Baltimore County reinstates 4 officers

FBI probe continues into moonlighting by police at Staples

Assigned to administrative jobs

September 25, 2001|By Tim Craig and Del Quentin Wilber | Tim Craig and Del Quentin Wilber,SUN STAFF

Four Baltimore County police officers suspended with pay three weeks ago as part of a federal investigation into police moonlighting at area Staples stores were ordered back to work yesterday, police officials said.

Bill Toohey, a police spokesman, said the officers' police powers remain suspended, but the four have been assigned to administrative jobs at police headquarters.

The move occurs as an FBI probe of Baltimore County and city officers who worked second jobs at Staples office supply stores has slowed because the agency is investigating the terrorist attacks Sept. 11 in New York and Washington.

"It appears now the investigation will go much longer than originally anticipated by the FBI, and we thought it would be useful to bring these officers back to work," Toohey said.

The FBI is investigating whether officers were paid for work they never performed at Staples stores, sources have said. Agents are also looking into whether the officers may have been double-dipping - working security at Staples stores during the past few years while on duty, sources said.

Part of the investigation focuses on whether a Staples employee took more than $200,000 from the store and used it to pay police officers in cash, sources said.

Several officers told The Sun that they did not take money from the employee and that they were paid with checks. They also said they paid taxes on their income.

The federal investigation has been simmering for two years and focuses on the activities of about 40 city and several county police officers, police sources said.

On Sept. 6, 50 FBI agents fanned across the area, questioning the city officers and the four county officers at work and at their homes.

No charges have been filed.

Baltimore County Police Chief Terrence B. Sheridan suspended the four county officers the same day, saying it was department policy to suspend officers who might be the targets of a federal probe.

Police union officials complained that Sheridan acted prematurely.

Baltimore Police Commissioner Edward T. Norris did not take action against the city officers, saying he wanted more evidence that the officers did something wrong.

Toohey said county police officials hoped the investigation would be concluded within a month, but said that timetable is unrealistic because of the terrorist attacks.

Special Agent Peter A. Gulotta Jr., an FBI spokesman, refused to comment on the pace of the FBI investigation.

Gulotta said "the vast majority" of agents in the Baltimore field offices are working on terrorism-related investigations, but said some agents are working on other cases.

"Obviously, you have an investigative triage," Gulotta said. "You can't work everything so you prioritize."

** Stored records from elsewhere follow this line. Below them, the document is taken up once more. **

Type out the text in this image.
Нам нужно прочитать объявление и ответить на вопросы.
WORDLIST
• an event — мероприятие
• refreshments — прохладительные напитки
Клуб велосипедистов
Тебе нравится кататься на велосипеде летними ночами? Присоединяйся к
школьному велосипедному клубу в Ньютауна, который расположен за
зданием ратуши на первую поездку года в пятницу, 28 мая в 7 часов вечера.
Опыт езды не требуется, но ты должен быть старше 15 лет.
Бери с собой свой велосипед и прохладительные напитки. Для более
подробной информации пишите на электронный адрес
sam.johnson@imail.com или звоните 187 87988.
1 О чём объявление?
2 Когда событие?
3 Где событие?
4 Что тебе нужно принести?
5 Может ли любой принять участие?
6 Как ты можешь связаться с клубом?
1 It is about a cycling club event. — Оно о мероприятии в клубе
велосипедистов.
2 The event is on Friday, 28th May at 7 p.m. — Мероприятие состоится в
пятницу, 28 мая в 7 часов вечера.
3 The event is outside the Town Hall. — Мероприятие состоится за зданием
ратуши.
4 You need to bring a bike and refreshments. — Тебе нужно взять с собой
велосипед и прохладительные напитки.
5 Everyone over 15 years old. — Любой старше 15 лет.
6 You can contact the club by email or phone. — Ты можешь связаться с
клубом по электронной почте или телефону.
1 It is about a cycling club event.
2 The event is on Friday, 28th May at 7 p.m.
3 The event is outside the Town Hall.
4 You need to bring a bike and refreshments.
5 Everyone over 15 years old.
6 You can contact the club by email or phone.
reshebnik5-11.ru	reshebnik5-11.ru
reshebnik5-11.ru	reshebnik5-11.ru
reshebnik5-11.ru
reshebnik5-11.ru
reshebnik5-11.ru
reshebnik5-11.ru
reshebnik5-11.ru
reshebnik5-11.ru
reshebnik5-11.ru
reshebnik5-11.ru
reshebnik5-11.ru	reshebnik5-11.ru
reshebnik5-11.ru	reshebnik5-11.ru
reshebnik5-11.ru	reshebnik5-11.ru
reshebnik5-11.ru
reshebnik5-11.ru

Cole Weston, president of the Fraternal Order of Police Lodge 4, which represents county officers, said he wants the four officers returned to full duty instead of administrative jobs.

"Certainly we were frustrated that the suspensions even took place in the first place," Weston said. "So we certainly feel that [Sheridan] could be in a situation to reinstate them fully."

Toohey said the four county officers were not given full police powers because "the basic reason for suspending those powers remains."